I don’t think I have read an Atwood novel that I haven’t liked. So I was keen to read this – I did ask at my local Dymocks and they hadn’t heard of it, which is very upsetting. Anyway this is a re-telling of Shakespeare’s The Tempest (part of the Hogarth Shakespeare project). I know nothing about The Tempest, so I read the wikipedia summary (although having read that I think The Collector by John Fowles might have some Tempest allusions – there is a Miranda, a man who wants to be called Ferdinand, but gets called Caliban – I do wonder now what my English Lit teacher was thinking not to mention Shakespeare?)
Here’s the blurb …
The Tempest is set on a remote island full of strange noises and creatures. Here, Prospero, the deposed Duke of Milan, plots to restore the fortunes of his daughter Miranda by using magic and illusion — starting with a storm that will bring Antonio, his treacherous brother, to him. All Prospero, the great sorcerer, needs to do is watch as the action he has set in train unfolds.

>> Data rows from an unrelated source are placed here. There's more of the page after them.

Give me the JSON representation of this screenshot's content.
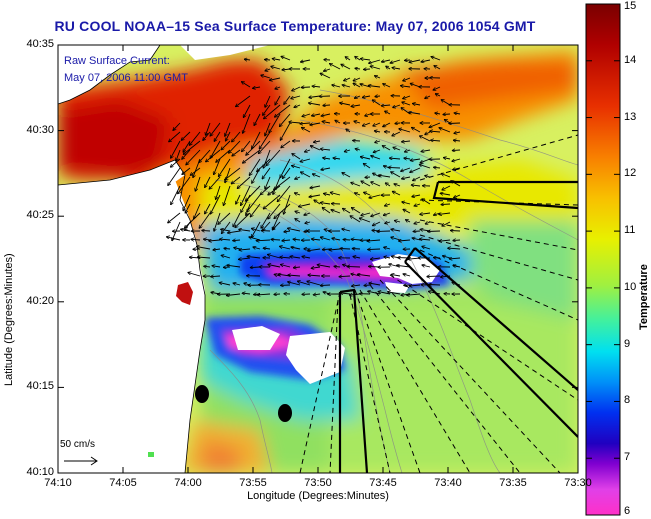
{
  "title": "RU COOL  NOAA–15  Sea Surface Temperature:  May 07, 2006 1054 GMT",
  "legend": {
    "line1": "Raw Surface Current:",
    "line2": "May 07, 2006 11:00 GMT",
    "scale_label": "50 cm/s"
  },
  "axes": {
    "xlabel": "Longitude (Degrees:Minutes)",
    "ylabel": "Latitude (Degrees:Minutes)",
    "xticks": [
      "74:10",
      "74:05",
      "74:00",
      "73:55",
      "73:50",
      "73:45",
      "73:40",
      "73:35",
      "73:30"
    ],
    "yticks": [
      "40:35",
      "40:30",
      "40:25",
      "40:20",
      "40:15",
      "40:10"
    ]
  },
  "colorbar": {
    "label": "Temperature (°C)",
    "ticks": [
      "15",
      "14",
      "13",
      "12",
      "11",
      "10",
      "9",
      "8",
      "7",
      "6"
    ],
    "min": 6,
    "max": 15
  },
  "chart_data": {
    "type": "heatmap",
    "title": "RU COOL  NOAA–15  Sea Surface Temperature:  May 07, 2006 1054 GMT",
    "xlabel": "Longitude (Degrees:Minutes)",
    "ylabel": "Latitude (Degrees:Minutes)",
    "xlim": [
      "74:10",
      "73:30"
    ],
    "ylim": [
      "40:10",
      "40:35"
    ],
    "colorbar_range": [
      6,
      15
    ],
    "colorbar_label": "Temperature (°C)"
  }
}
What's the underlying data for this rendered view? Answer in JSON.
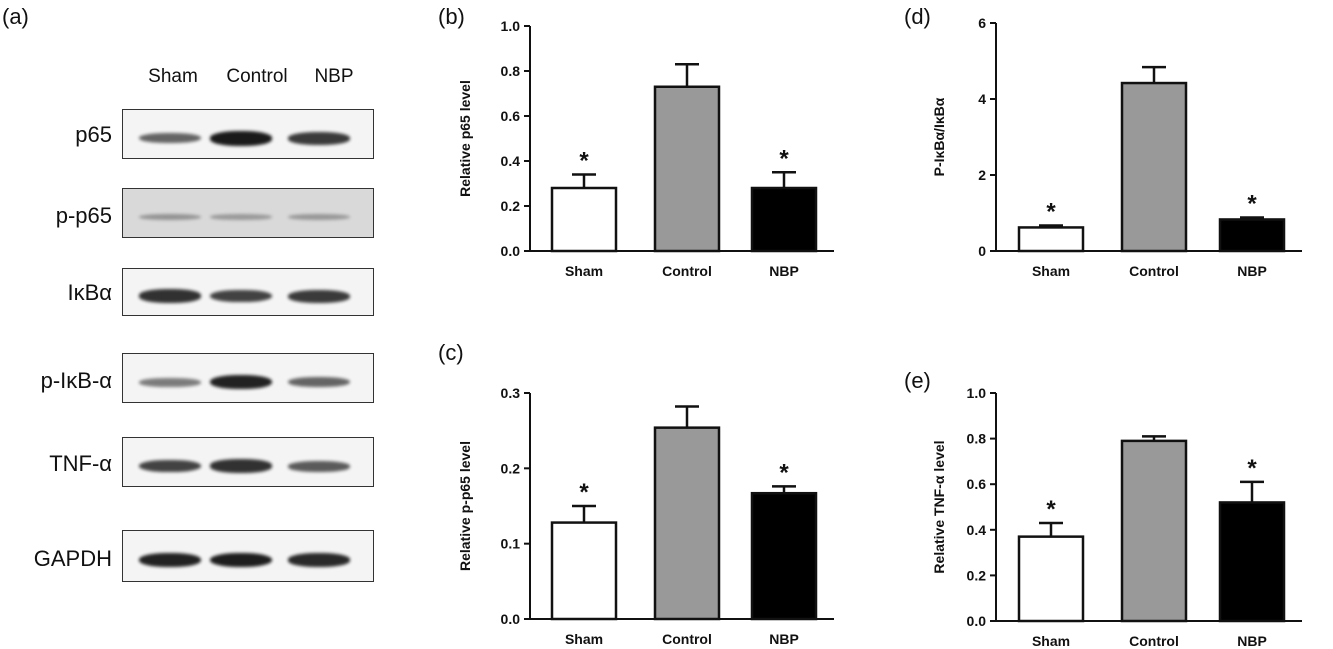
{
  "panel_a": {
    "letter": "(a)",
    "lanes": [
      "Sham",
      "Control",
      "NBP"
    ],
    "blots": [
      {
        "name": "p65",
        "intensity": [
          0.55,
          1.0,
          0.8
        ]
      },
      {
        "name": "p-p65",
        "intensity": [
          0.15,
          0.1,
          0.12
        ]
      },
      {
        "name": "IκBα",
        "intensity": [
          0.85,
          0.75,
          0.8
        ]
      },
      {
        "name": "p-IκB-α",
        "intensity": [
          0.4,
          0.95,
          0.55
        ]
      },
      {
        "name": "TNF-α",
        "intensity": [
          0.75,
          0.85,
          0.6
        ]
      },
      {
        "name": "GAPDH",
        "intensity": [
          0.95,
          0.98,
          0.9
        ]
      }
    ]
  },
  "chart_data": [
    {
      "panel": "(b)",
      "type": "bar",
      "categories": [
        "Sham",
        "Control",
        "NBP"
      ],
      "values": [
        0.28,
        0.73,
        0.28
      ],
      "errors": [
        0.06,
        0.1,
        0.07
      ],
      "significance": [
        "*",
        "",
        "*"
      ],
      "ylabel": "Relative p65 level",
      "ylim": [
        0,
        1.0
      ],
      "yticks": [
        "0.0",
        "0.2",
        "0.4",
        "0.6",
        "0.8",
        "1.0"
      ],
      "colors": [
        "#ffffff",
        "#999999",
        "#000000"
      ]
    },
    {
      "panel": "(c)",
      "type": "bar",
      "categories": [
        "Sham",
        "Control",
        "NBP"
      ],
      "values": [
        0.128,
        0.254,
        0.167
      ],
      "errors": [
        0.022,
        0.028,
        0.009
      ],
      "significance": [
        "*",
        "",
        "*"
      ],
      "ylabel": "Relative p-p65 level",
      "ylim": [
        0,
        0.3
      ],
      "yticks": [
        "0.0",
        "0.1",
        "0.2",
        "0.3"
      ],
      "colors": [
        "#ffffff",
        "#999999",
        "#000000"
      ]
    },
    {
      "panel": "(d)",
      "type": "bar",
      "categories": [
        "Sham",
        "Control",
        "NBP"
      ],
      "values": [
        0.62,
        4.42,
        0.83
      ],
      "errors": [
        0.05,
        0.42,
        0.05
      ],
      "significance": [
        "*",
        "",
        "*"
      ],
      "ylabel": "P-IκBα/IκBα",
      "ylim": [
        0,
        6
      ],
      "yticks": [
        "0",
        "2",
        "4",
        "6"
      ],
      "colors": [
        "#ffffff",
        "#999999",
        "#000000"
      ]
    },
    {
      "panel": "(e)",
      "type": "bar",
      "categories": [
        "Sham",
        "Control",
        "NBP"
      ],
      "values": [
        0.37,
        0.79,
        0.52
      ],
      "errors": [
        0.06,
        0.02,
        0.09
      ],
      "significance": [
        "*",
        "",
        "*"
      ],
      "ylabel": "Relative TNF-α level",
      "ylim": [
        0,
        1.0
      ],
      "yticks": [
        "0.0",
        "0.2",
        "0.4",
        "0.6",
        "0.8",
        "1.0"
      ],
      "colors": [
        "#ffffff",
        "#999999",
        "#000000"
      ]
    }
  ]
}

In Margaret Atwood’s ‘novel take’ on Shakespeare’s original, theatre director Felix has been unceremoniously ousted from his role as Artistic Director of the Makeshiweg Theatre. When he lands a job teaching theatre in a prison, the possibility of revenge presents itself — and his cast find themselves taking part in an interactive and illusion-ridden version of The Tempest that will change their lives forever.
I found this to be quite the page turner – and I am quite sure I wouldn’t have found the original to be so enthralling.
It is such a clever, fun, modern interpretation (and the prisoners offer insightful commentary about the original).
As with all Atwood novels, it is beautifully written – her choice of words is extraordinary (it must be the poet in her). I wish she would write for the Austen project, which apart from Northanger Abbey has been quite disappointing.